Misher Festival of Arts and Humanities
In partnership with the nationwide America 250 celebrations, the 2026 Misher Festival of Arts & Humanities presents FREEDOMS, a week-long festival of events and excursions that invite joyful learning, creative exploration, and meaningful conversation. Together, we will reflect on the artistic, cultural, and political freedoms that shape our shared past and our collective future. Students, faculty, staff, alumni, and community members are warmly invited to take part in a dynamic lineup of performances, workshops, lectures, and conversations. Explore the First Amendment freedoms of expression through protest music, editorial voices, and creative writing. Experience the expressive power of the arts, from Irish dance, Flamenco, and a rare dance tribute to Frances E. W. Harper. Engage deeply with questions of political freedom and human rights through thought-provoking lectures, open classrooms, and book-club discussions. Come for a single event—or immerse yourself in the full week. All events are free and open to the public unless noted.
2026 Misher Visiting Professor Lecture with M. Gessen
Thursday, March 19, 2026
2:00 – 3:00 pm
Mandeville Teletorium
Reception to follow
One of today’s most incisive observers of democracy, M. Gessen is the author of eleven books examining power, freedom, and the fragile structures that sustain open societies.

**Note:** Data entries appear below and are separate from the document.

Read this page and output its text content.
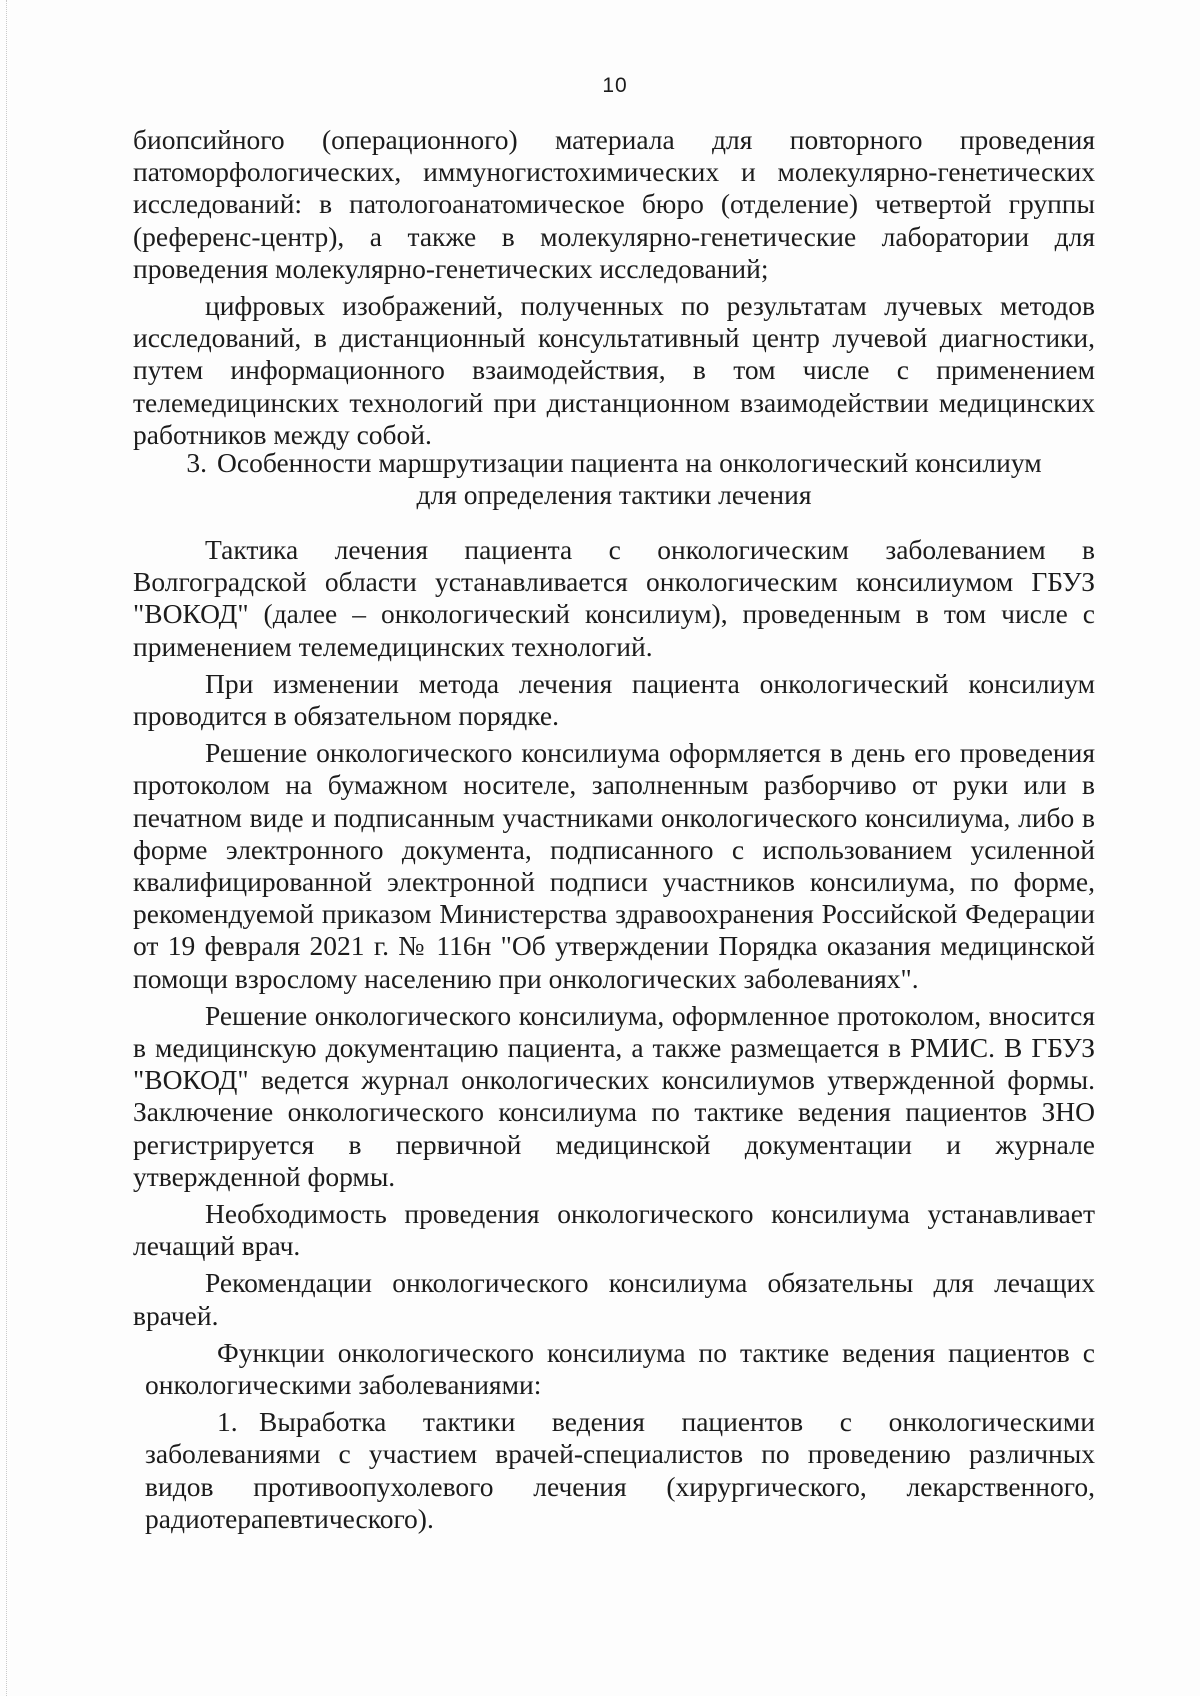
10

биопсийного (операционного) материала для повторного проведения патоморфологических, иммуногистохимических и молекулярно-генетических исследований: в патологоанатомическое бюро (отделение) четвертой группы (референс-центр), а также в молекулярно-генетические лаборатории для проведения молекулярно-генетических исследований;

цифровых изображений, полученных по результатам лучевых методов исследований, в дистанционный консультативный центр лучевой диагностики, путем информационного взаимодействия, в том числе с применением телемедицинских технологий при дистанционном взаимодействии медицинских работников между собой.

3. Особенности маршрутизации пациента на онкологический консилиум

для определения тактики лечения

Тактика лечения пациента с онкологическим заболеванием в Волгоградской области устанавливается онкологическим консилиумом ГБУЗ "ВОКОД" (далее – онкологический консилиум), проведенным в том числе с применением телемедицинских технологий.

При изменении метода лечения пациента онкологический консилиум проводится в обязательном порядке.

Решение онкологического консилиума оформляется в день его проведения протоколом на бумажном носителе, заполненным разборчиво от руки или в печатном виде и подписанным участниками онкологического консилиума, либо в форме электронного документа, подписанного с использованием усиленной квалифицированной электронной подписи участников консилиума, по форме, рекомендуемой приказом Министерства здравоохранения Российской Федерации от 19 февраля 2021 г. № 116н "Об утверждении Порядка оказания медицинской помощи взрослому населению при онкологических заболеваниях".

Решение онкологического консилиума, оформленное протоколом, вносится в медицинскую документацию пациента, а также размещается в РМИС. В ГБУЗ "ВОКОД" ведется журнал онкологических консилиумов утвержденной формы. Заключение онкологического консилиума по тактике ведения пациентов ЗНО регистрируется в первичной медицинской документации и журнале утвержденной формы.

Необходимость проведения онкологического консилиума устанавливает лечащий врач.

Рекомендации онкологического консилиума обязательны для лечащих врачей.

Функции онкологического консилиума по тактике ведения пациентов с онкологическими заболеваниями:

1. Выработка тактики ведения пациентов с онкологическими заболеваниями с участием врачей-специалистов по проведению различных видов противоопухолевого лечения (хирургического, лекарственного, радиотерапевтического).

Their National Book Award–winning The Future Is History: How Totalitarianism Reclaimed Russia (2017) traces the collapse of democratic promise in post-Soviet Russia, while The Man Without a Face: The Unlikely Rise of Vladimir Putin (2012) offers a chilling account of how authoritarian leadership under Vladimir Putin consolidated power with astonishing speed.
Gessen’s work on questions of contemporary American democracy—especially the erosion of norms, institutions, and shared truth—has shaped public understanding during a period of intense political and cultural upheaval. Gessen is the author of Surviving Autocracy (2020), a longtime writer for The New Yorker, and an Opinion columnist at The New York Times who has received numerous honors, including a Guggenheim Fellowship and the 2024 George Polk Award. Gessen is the founding director of the Russian Independent Media Archive and Distinguished Professor at CUNY’s Craig Newmark Graduate School of Journalism.
Readers interested in Gessen’s more personal work are welcome to join the Misher Festival/SJU Book Club discussion (Wednesday, 3/18) of Masha Gessen’s memoir, Esther and Ruzya: How My Grandmothers Survived Hitler’s War and Stalin’s Peace.